И после всего этого я с болью в сердце в день 25-летия со дня своего ареста узнал из письма Святейшего Отца, помеченного 18 декабря 1973 года, что он, выражая мне свою признательность и благодарность, объявил архиепископскую кафедру Эстергома вакантной. 7 января 1974 года я написал ему письмо, в котором выразил свою глубокую скорбь, но в то же самое время разъяснил, что ответственность за последствия ухода со своего поста я не мог взять на себя не из личных соображений и не из властолюбия. Я не мог согласиться с этим, потому что это еще более осложнит положение Венгерской церкви и повредит религиозной жизни, внеся смущение в души верных своим убеждениям католиков и стойких священнослужителей. Я просил папу отменить свое решение. Но ничего подобного не произошло. Вместо этого именно в день 25-летия показательного процесса надо мной, 5 февраля 1974 года, было объявлено о моем смещении с Эстергомской архиепископской кафедры. На следующий день я счел себя вынужденным с глубокой скорбью передать через свой секретариат следующее заявление для печати:

«Некоторые информационные агентства сообщили о решении Ватикана в такой форме, что создалось впечатление, будто Йожеф кардинал Миндсенти добровольно ушел на покой. Информационные агентства подчеркивают, что папскому решению предшествовал интенсивный обмен письмами между Ватиканом и находящимся в Вене кардиналом-примасом и архиепископом. Из этого можно было заключить, что решение было принято после того, как между Ватиканом и венгерским архипастырем было достигнуто по этому вопросу единодушие. В интересах истины кардинал Миндсенти уполномочил свой секретариат опубликовать нижеследующее:

Кардинал Миндсенти не отрекся ни от своей архиепископской кафедры, ни от своего сана примаса Венгрии.
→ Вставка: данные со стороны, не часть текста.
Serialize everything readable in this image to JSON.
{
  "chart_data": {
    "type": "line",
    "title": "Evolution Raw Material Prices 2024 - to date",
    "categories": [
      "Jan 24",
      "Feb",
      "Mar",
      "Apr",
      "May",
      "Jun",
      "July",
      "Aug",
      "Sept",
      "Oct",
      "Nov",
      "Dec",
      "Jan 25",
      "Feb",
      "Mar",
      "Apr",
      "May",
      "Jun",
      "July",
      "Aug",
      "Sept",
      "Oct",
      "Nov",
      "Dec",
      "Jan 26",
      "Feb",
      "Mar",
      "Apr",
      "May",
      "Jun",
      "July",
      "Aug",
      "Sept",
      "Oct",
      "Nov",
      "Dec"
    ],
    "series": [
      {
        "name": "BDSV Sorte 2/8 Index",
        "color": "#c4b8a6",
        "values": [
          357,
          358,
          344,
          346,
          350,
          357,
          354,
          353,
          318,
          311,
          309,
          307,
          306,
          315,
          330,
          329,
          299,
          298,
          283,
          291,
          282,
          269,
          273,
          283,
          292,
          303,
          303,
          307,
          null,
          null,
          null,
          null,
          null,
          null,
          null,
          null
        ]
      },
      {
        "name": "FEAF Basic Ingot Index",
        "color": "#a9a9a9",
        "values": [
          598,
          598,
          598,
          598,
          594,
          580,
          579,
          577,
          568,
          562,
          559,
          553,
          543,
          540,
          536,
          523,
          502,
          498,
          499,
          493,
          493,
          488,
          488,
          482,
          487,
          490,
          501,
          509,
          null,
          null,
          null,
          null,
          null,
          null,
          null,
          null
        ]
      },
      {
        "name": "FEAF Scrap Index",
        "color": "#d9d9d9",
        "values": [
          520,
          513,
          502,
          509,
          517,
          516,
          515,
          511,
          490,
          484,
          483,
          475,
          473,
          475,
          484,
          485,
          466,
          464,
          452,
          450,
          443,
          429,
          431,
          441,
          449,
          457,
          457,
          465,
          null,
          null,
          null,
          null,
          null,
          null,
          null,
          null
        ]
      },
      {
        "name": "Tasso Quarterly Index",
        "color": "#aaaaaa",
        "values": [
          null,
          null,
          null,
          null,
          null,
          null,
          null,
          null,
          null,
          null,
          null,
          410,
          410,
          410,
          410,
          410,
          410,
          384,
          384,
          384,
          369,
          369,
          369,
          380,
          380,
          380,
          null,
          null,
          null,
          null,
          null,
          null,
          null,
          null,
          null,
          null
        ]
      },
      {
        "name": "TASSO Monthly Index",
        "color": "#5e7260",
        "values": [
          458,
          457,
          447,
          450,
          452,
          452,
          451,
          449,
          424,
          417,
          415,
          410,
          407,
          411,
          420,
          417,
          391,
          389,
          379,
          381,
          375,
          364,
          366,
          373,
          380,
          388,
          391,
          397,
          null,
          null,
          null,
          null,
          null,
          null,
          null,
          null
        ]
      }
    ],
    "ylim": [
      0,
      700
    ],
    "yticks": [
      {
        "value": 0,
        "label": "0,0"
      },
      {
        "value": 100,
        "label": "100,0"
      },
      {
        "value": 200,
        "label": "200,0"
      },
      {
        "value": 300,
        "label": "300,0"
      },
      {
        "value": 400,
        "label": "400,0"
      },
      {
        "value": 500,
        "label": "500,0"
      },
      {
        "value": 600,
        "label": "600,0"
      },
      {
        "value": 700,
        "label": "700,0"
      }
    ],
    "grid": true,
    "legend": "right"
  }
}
Решение об этом было принято одним только Святейшим Престолом.

Кардинал обосновывает занятую им в этом вопросе после длительных и добросовестных размышлений позицию следующим образом:

1. Венгрия и Католическая церковь Венгрии не свободны.

2. Епархиями руководит церковное управление, созданное коммунистическим режимом и им контролируемое.

3. Ни один архиепископ, епископ или апостолический администратор не может изменить состава или действий упомянутого церковного управления.

4. Кому занимать церковные посты и сколько времени им на этих постах пребывать — решает режим. Режим решает, кого епископы могут рукополагать в священники, а кого нет.

5. Гарантируемая конституцией свобода совести и вероисповедания на самом деле подавляется. Факультативное преподавание Закона Божия — и то уже в школах городов и крупных сел отменено. В настоящее время продолжается борьба за сохранение факультативного преподавания Закона Божия в школах небольших селений. Вопреки воле родителей, молодежь воспитывают исключительно в духе атеизма. Верующие подвергаются ущемлению своих прав во многих областях повседневной жизни. Только что верующих учителей и учительниц поставили перед выбором — или отречение от веры, или потеря работы по профессии.

До тех пор пока все эти нестерпимые обстоятельства не будут устранены, назначение новых епископов или хотя бы даже только апостолических администраторов проблем венгерской Церкви решить не сможет. Назначение священников-«борцов за мир» на ключевые церковные посты подрывает доверие верных Церкви священников и верующих к высшему церковному руководству.

Принимая во внимание эти веские соображения, кардинал Миндсенти не мог согласиться на добровольное отречение».

Так я вступил на путь изоляции и тотального изгнанничества.

1974–1975, №№ 1–4

 

От редакции – 2012

Пятого мая 2012 года Генеральная прокуратура Венгрии реабилитировала бывшего примаса Венгрии кардинала Йожефа Миндсенти.

 

 


[1]     Цирк начинается. — Прим. пер.

 

[2]     Пазманий, или Пазманеум — подворье Венгерской церкви в Вене, носящее имя кардинала Петера Пазманя, 1570–1637, иезуита и главного деятеля католической контрреформации в Венгрии. — Прим. пер.

 

[3]     Лишен возможности исполнять свои обязанности.– Прим. пер.

 

[4]     Храм, где кардинал Миндсенти считался настоятелем. — Прим. пер.

 

[5]     Ежедневная газета, издаваемая Ватиканом. — Прим. пер.